From the staircase, a person can see from the front of the school to the back looking through the library windows at the front and the south glass wall to the rear.
The library is in the center just above the main entrance.
On either side are two “houses” for a total of four containing classrooms in the front or north side of the building on the top three stories.
The Blue Pride Market Place is in the front of the building and is easily accessible to the public with its own entrance.
Some of the businesses in which students will get real-world experience include banking, graphic arts, cosmetology and food service.
That’s where the school’s bistro will be located.
The marketplace will be separated from the school by locked doors.
Olsen said the school has robust security measures in place.
“There are layers of security,” he said.
For example, palm print technology will be used for access to the early education wing on the first floor.
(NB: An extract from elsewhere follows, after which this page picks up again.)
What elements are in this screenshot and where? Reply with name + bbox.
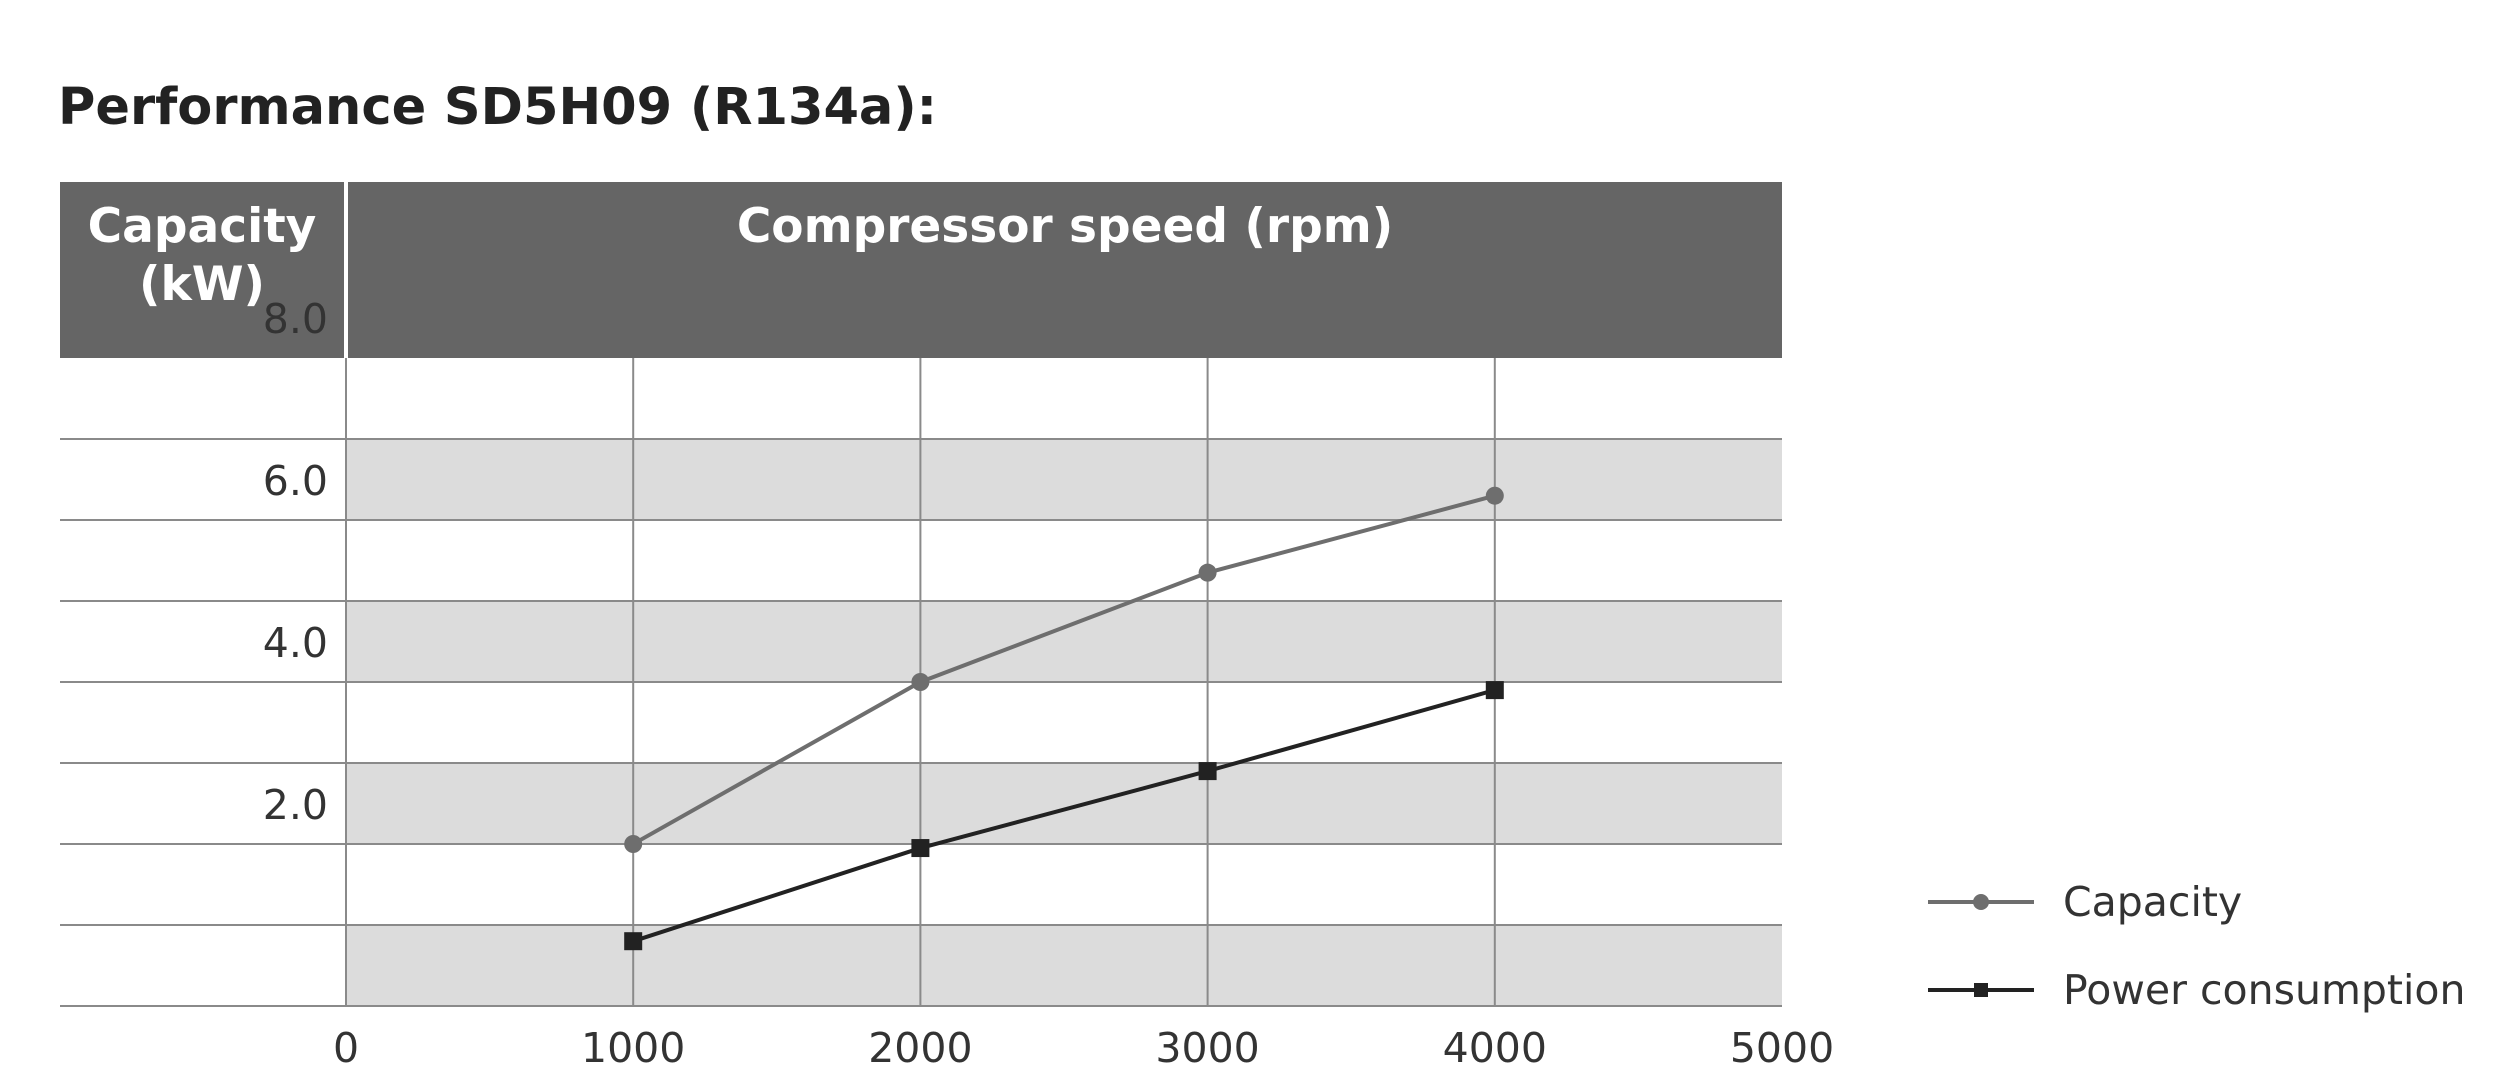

The Career and Technical Education wing will be in the back of the school.
In April, as the finishing touches are put on the new building, demolition of the old will start.
The first part to go will be the pool area.
After school lets out and all reusable equipment is removed in the spring, the demolition of the rest will begin.
When that is done, the athletic fields will be installed and they will be in use by spring 2024.
“We have done our best to communicate our principles to this team which has done a fabulous job,” Jacobi said. “What we envisioned in 2016 and what the school department wrote in its education plan is there in front of you.”